En su carrera de 21 años, eliminó al 46% de los peloteros que intentaron robarle las almohadillas. “Creo que la defensiva fue la principal habilidad durante mi carrera, poner fuera de circulación a los corredores que intentaban robar las bases y cortar las rachas anotadoras de los rivales. Esa es una de las cosas por las cuales me siento más orgulloso”, explicó Rodríguez al ser consultado sobre su defensiva detrás del plato.

“Sé que también tuve una buena carrera a la ofensiva, pero lo mejor de mi juego fue como receptor y por eso recibí muchos méritos como un receptor defensivo”, agregó. La elección de Rodríguez, segundo latino en tres años, hace presagiar que en los próximos años los peloteros de esa región del continente llegarán más seguido al “Templo de los Inmortales”.

En las papeletas de este año también figuraban los boricuas Jorge Posada y Edgar Martínez, los venezolanos Magglio Ordóñez, Melvin Mora y Carlos Guillén, los dominicanos Manny Ramírez y Vladimir Guerrero, los colombianos Edgar Rentería y Orlando Cabrera y el mexicano Freddy Sánchez.

Y en los próximos años estarán también en las papeletas el ex relevista panameño Mariano Rivera y el ex campocorto venezolano Omar Vizquel, quienes no deberán tener problemas en entrar en su primer año en las papeletas.

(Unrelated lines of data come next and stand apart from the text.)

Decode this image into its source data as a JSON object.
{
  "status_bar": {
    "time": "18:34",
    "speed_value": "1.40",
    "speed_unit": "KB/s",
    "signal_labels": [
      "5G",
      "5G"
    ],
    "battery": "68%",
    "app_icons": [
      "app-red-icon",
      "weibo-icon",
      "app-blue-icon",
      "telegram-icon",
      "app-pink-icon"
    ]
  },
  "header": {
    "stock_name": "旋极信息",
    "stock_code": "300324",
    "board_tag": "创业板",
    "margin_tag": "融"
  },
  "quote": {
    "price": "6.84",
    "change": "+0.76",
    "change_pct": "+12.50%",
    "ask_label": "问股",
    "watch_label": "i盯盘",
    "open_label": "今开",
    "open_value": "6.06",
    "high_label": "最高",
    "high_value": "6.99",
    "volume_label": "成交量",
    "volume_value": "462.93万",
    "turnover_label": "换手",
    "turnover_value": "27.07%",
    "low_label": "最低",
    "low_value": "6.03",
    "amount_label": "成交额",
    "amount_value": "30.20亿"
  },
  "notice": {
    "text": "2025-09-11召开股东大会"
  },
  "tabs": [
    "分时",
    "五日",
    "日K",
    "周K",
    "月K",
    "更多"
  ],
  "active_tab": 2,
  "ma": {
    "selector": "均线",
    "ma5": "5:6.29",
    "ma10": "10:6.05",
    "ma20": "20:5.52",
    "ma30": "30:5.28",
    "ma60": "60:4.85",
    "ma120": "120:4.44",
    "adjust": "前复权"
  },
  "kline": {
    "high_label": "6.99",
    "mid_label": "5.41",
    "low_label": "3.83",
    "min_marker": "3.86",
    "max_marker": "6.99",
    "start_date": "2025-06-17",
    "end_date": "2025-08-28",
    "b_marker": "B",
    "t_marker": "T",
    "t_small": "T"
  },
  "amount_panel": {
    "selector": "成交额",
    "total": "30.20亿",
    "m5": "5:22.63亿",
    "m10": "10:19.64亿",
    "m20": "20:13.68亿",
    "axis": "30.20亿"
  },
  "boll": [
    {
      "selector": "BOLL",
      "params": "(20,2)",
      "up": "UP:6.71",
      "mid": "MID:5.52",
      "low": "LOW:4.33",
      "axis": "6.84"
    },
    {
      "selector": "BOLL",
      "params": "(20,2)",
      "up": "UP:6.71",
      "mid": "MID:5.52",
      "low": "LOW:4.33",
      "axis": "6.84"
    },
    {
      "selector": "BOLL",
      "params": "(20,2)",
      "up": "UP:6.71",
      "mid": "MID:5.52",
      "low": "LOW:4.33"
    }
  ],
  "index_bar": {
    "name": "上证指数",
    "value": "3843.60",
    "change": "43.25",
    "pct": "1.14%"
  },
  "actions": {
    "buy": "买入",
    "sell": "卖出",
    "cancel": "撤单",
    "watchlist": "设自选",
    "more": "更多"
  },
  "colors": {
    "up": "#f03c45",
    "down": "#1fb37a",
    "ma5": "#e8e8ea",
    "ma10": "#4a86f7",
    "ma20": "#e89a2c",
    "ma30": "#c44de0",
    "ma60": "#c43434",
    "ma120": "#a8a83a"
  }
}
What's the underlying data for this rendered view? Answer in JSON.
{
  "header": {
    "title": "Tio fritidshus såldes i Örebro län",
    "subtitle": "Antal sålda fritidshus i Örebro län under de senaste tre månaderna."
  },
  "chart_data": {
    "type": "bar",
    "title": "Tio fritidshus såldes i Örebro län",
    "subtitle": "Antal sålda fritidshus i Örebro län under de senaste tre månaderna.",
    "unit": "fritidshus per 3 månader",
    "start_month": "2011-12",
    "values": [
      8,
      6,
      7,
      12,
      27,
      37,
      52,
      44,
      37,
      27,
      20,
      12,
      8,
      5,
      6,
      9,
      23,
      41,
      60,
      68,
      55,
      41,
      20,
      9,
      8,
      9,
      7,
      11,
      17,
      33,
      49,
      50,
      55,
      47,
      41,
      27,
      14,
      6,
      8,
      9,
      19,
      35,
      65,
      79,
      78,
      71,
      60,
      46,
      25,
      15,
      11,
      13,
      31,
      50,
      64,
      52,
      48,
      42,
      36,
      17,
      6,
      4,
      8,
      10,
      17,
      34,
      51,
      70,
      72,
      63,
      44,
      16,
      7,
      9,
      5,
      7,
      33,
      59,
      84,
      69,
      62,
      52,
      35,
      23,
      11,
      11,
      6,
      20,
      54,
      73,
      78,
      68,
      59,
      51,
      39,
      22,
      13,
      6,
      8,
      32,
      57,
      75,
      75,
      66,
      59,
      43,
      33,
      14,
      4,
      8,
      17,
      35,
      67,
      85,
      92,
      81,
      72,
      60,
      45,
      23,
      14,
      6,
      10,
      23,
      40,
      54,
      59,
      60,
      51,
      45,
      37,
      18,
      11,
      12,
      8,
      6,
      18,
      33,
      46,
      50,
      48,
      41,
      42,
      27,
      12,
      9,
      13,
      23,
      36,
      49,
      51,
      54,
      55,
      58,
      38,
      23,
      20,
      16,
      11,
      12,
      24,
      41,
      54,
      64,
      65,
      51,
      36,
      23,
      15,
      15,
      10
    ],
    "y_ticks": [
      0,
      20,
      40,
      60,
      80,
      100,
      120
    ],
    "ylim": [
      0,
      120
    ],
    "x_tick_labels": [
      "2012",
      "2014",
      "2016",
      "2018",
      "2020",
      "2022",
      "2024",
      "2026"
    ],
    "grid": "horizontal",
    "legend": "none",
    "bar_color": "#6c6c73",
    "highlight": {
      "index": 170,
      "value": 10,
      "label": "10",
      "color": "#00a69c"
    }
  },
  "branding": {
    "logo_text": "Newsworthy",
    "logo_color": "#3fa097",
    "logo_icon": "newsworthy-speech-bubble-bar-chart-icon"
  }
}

Consultado sobre Vladimir Guerrero, Rodríguez expresó:

“Primero que nada él es un gran amigo mío y estoy seguro de que el año que viene él va a estar obviamente en el Salón de la Fama. Hoy tuvimos una pequeña conversación y me felicitó. Fue un gran jugador, una gran persona dentro y fuera del terreno de juego y su personalidad es muy humilde. Para mí, fue un gran bateador, de esos que uno no quiere ver en la caja de bateo, muy peligroso cada vez que se paraba ahí y para mí uno de los tres mejores bateadores de la historia con la habilidad de conectar pelotas fuera de la zona de strike, con poder y fuera del parque. Guerrero es un buen amigo y estará pronto en el Salón de la Fama”, concluyó Rodríguez cuya inducción al Salón de la Fama se realizará el domingo 30 a la 1:30pm en el Clark Sport Center en Cooperstown, New York.